A brief technical overview of Manifold Markets’ Dynamic Parimutuel (DPM) betting system

By Stephen Grugett

*Note: Manifold is no longer using DPM for binary markets but is using the generalized, multi-outcome version of DPM for free-response markets.*

Basic facts:

- Markets are structured around a question with a binary outcome.
- Traders can place a bet on either YES or NO. The trader receives some shares of the betting pool.
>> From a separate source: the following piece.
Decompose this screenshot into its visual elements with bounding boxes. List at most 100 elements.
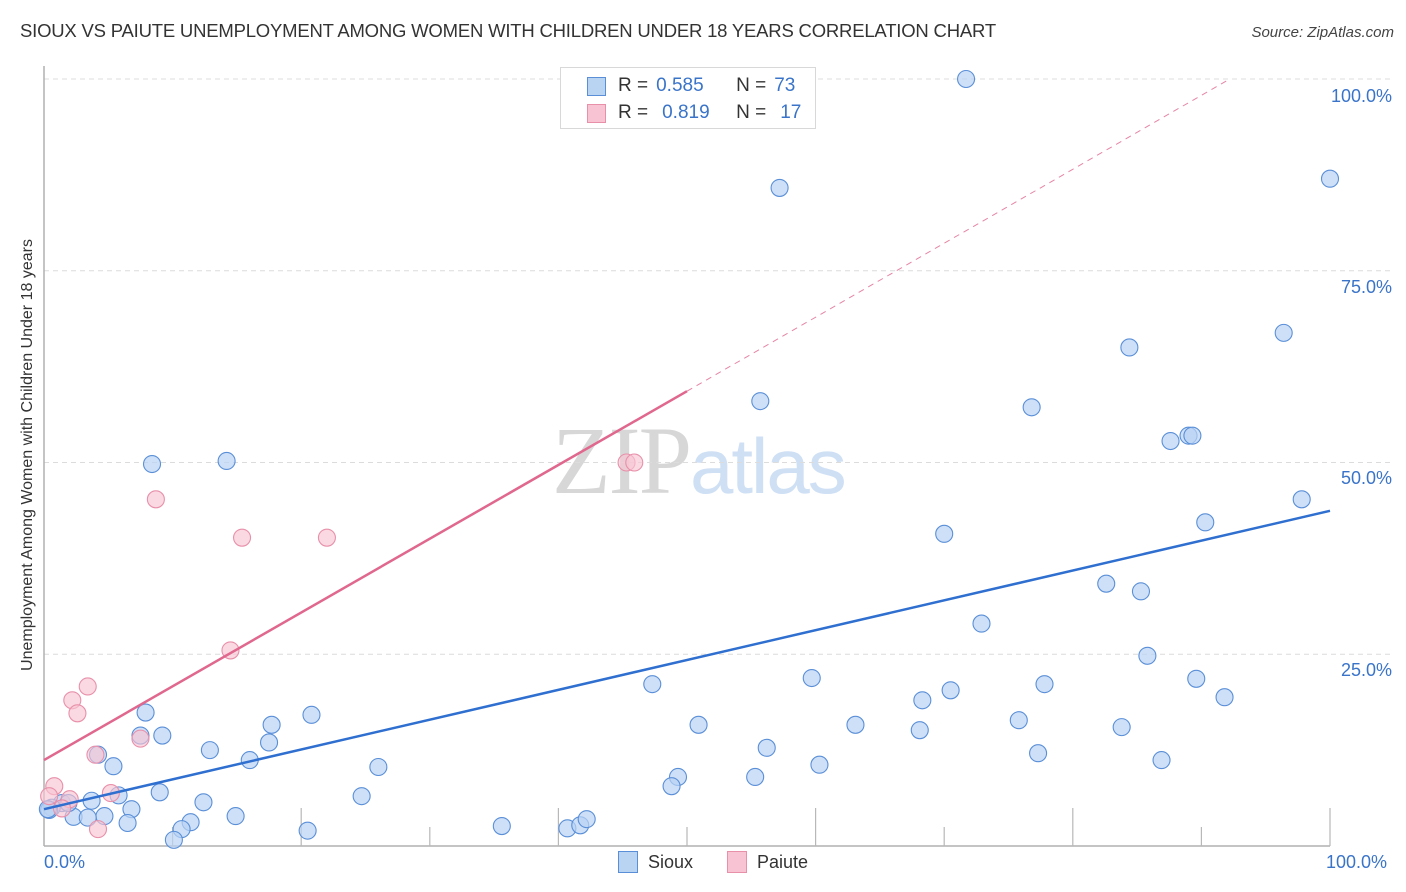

The less likely the outcome, the more shares the trader receives per dollar.
- When the market is resolved, the traders who bet on the correct outcome are paid out of the final pool in proportion to the number of shares they own.

## Probability

If *y* is the total number of outstanding shares of YES, and *n* is the total number of outstanding shares of NO, the instantaneous implied probability of the market is given as

$$
P(y, n) = \frac{y^2} {y^2 + n^2}
$$

## Betting

We introduce a cost function *C* which captures the total amount wagered by all traders given the current shares of YES and NO:

$$
C(y,n) = \sqrt{y^2 + n^2}
$$

If a trader places a bet of $*b* on YES, they add $*b* into the YES pool and receives *s* shares of the final pool if YES is the outcome.

$$
pool_{Y_{new}} = pool_{Y_{current}} + b
$$

$$
b = C(y+s, n) - C(y, n)
$$

## Antes

The market creator chooses an initial probability *p* and an ante amount to initialize the betting pool.

$$
p = \frac{y_{start}^2}{y_{start}^2+n_{start}^2} \; \newline s.t. \; \; \sqrt{y_{start}^2+n_{start}^2}= ante \newline y_{start},n_{start} \gt 0
$$